Plurality consensus sequences are returned in the main folder and are named after the virus genome or gene segment class label, see the IRMA output page for more details. The plurality consensus sequence is very useful when used with the BAM file to look at minor variants, since the most frequent allele will appear in the reference. A plurality rule was chosen over majority consensus because it is more inclusive for pattern matching purposes and does not assign strict thresholds for the dominant virus phase in the sample. Other parameters are available to restrict the quality of the consensus alleles as part of the amended consensus.
In case one has not read the paper, please note that IRMA is an iterative refinement meta-assembler, meaning it does iterative reference editing based on the observed read data, including substitutions and structural changes. The final plurality consensus and the final reference are the same sequence!
In addition to plurality consensus sequences, a variety of IRMA amended consensus sequences are returned in the amended_consensus sub-folder depending on the configuration. These sequences are modifications to the plurality consensus.
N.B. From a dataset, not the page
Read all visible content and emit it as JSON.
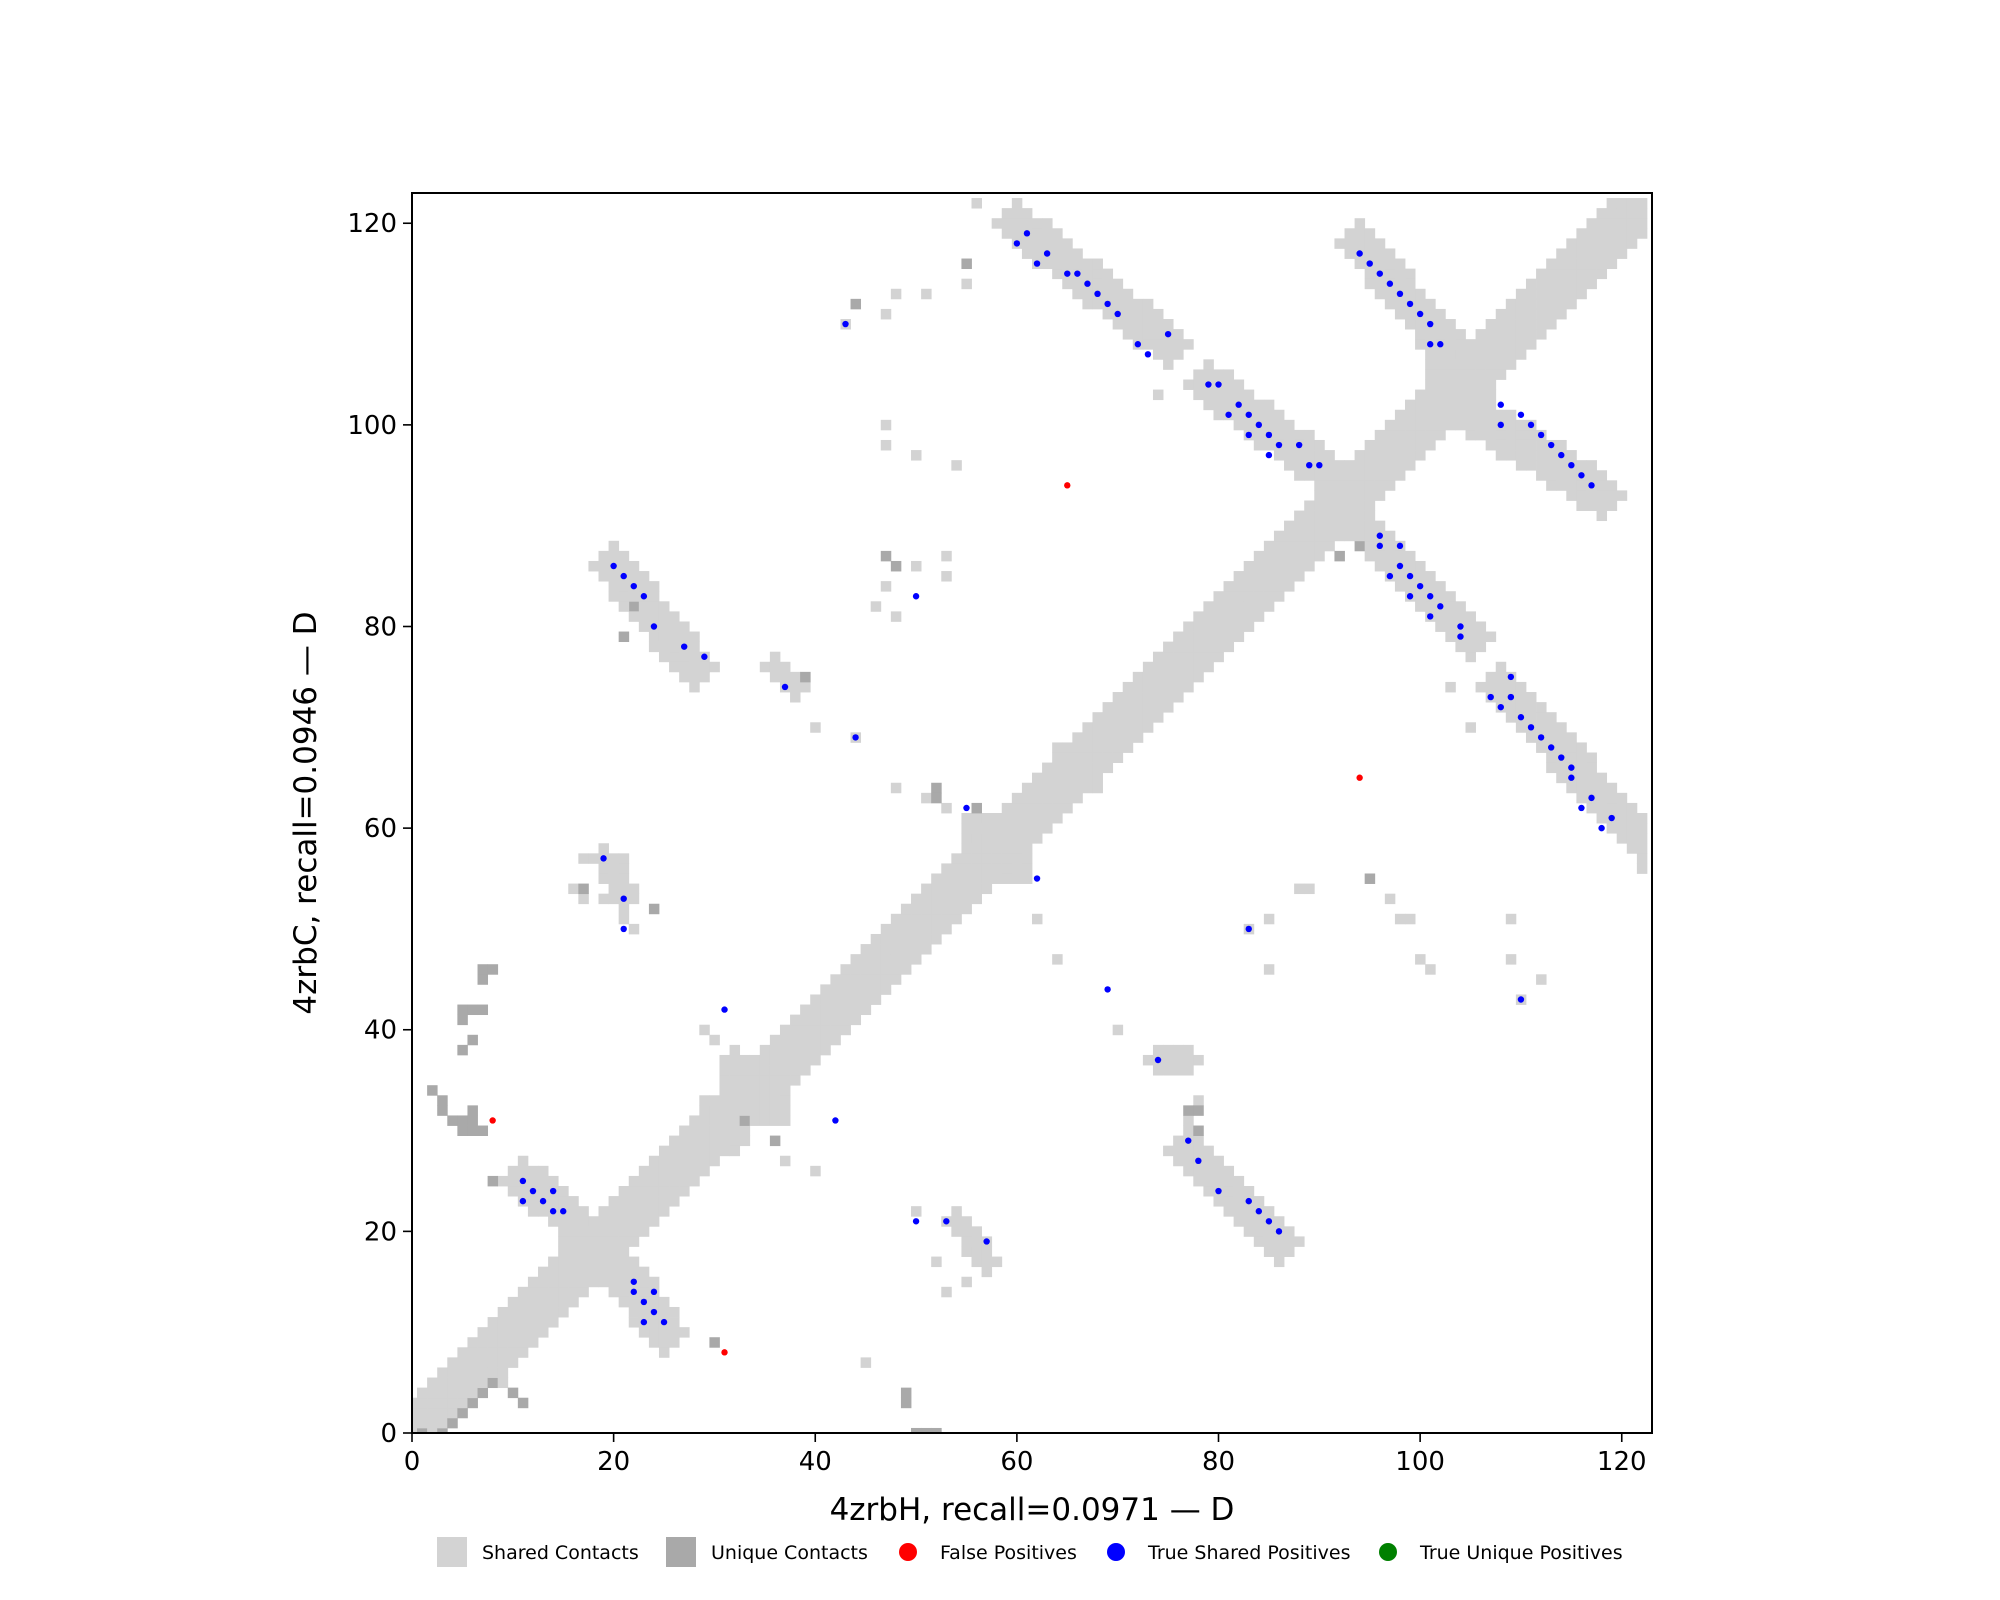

- The first type of amendment is base ambiguation for mixed alleles. If a minor variant is called and its frequency is ≥ MIN_AMBIG it will use the IUPAC code that combines the dominant and minority allele bases. For example, if the plurality consensus is A and the called minor variant is G at the same site with frequency greater than X% (whatever threshold), then the new allele at that position would be R. The thought process is that there is a frequency threshold where the mixture become significant or relevant, whether in a biological or statistical sense, that is up to the user.
- The second type of base amendment is for consensus allele quality control. IRMA uses both the average consensus allele quality score as well as the consensus allele coverage depth. If either value is below threshold, the base will be amended as an N. The corresponding configuration fields are MIN_CONS_QUALITY and MIN_CONS_SUPPORT respectively. One should take care to adjust these values based on the chemistry or platform. For example, long-read technology may have lower coverage depth, in general, than short-read technology. The coverage table will also be amended when consensus alleles fail to pass thresholds. Note: setting these values arbitrarily high will result in masking hard-earned data. Consider taking an evidence-based approach to finding the optimal setting for your platform.
- Optionally, if an HMM profile is provided in your module, one can use it to globally align the plurality consensus to the profile and also create an amended alignment. The alignment will create necessary deletion states relative to the HMM coordinate space; insertion states appear as lowercase letters in the sequence. The coordinate space is usually shared with the reference seeds in the consensus folder of the module. One must set ALIGN_AMENDED=1 for this option. Additional files with the suffix ".a2m" will appear in main folder for the plurality alignment and also in the amended_consensus folder. If one does not have an HMM profile, the modelfromalign and align2model programs are distributed with LABEL subject to the license for SAM. See the docs for usage.
- Amplicon dropouts can sometimes leave zero coverage regions where no in-read deletions were detected. It can be useful to differentiate these regions from deletions in the amended consensus. If one sets PADDED_CONSENSUS=1 (depends on ASSEM_REF=1 & ALIGN_AMENDED=1), a new file will be created with the suffix ".pad.fa". The sequence in this file pads putative amplicon dropout regions with N versus the amended consensus alignment. An algorithm sketch is as fellows:
- The ASSEM_REF option ensures the first final assembly round is against the reference seed, which for all modules we have created, is in the same coordinate space as the provided profile HMM. Given an amended global alignment also exists via ALIGN_AMENDED, one can attempt to detect dropout regions by reading in the SAM file and the amended A2M.
- Insertions are removed from the amended global alignment.
- Deletions in the global alignment are specially masked using "*".
- The SAM file is processed and deleted regions spanned by reads are restored to deletions.
- Regions still containing the mask have zero coverage and are not necessarily due to deletion events.
- Regions flanking dropouts or low coverage masked regions are ambiguated except at the 5' or 3' end.
- Insertions are added back into the consensus
- The special mask is replaced by N bases ("N-padding").
- Deletions are now removed to create a contiguous, unaligned sequence.
- A new file is written with suffix ".pad.fa"
- Use of ALIGN_AMENDED generates an alternative coverage table (TARGET-coverage.a2m.txt) with coordinate mapping from the plurality consensus to the profile HMM coordinate space. Use of PADDED_CONSENSUS generates a tertiary coverage table (TARGET-coverage.pad.txt) that additionally coverts deletion states to padded states as applicable by the above algorithm. The HMM coordinates and alignment state columns are mapped in-place to the variants, allAlleles, insertions, and deletions table for convenience.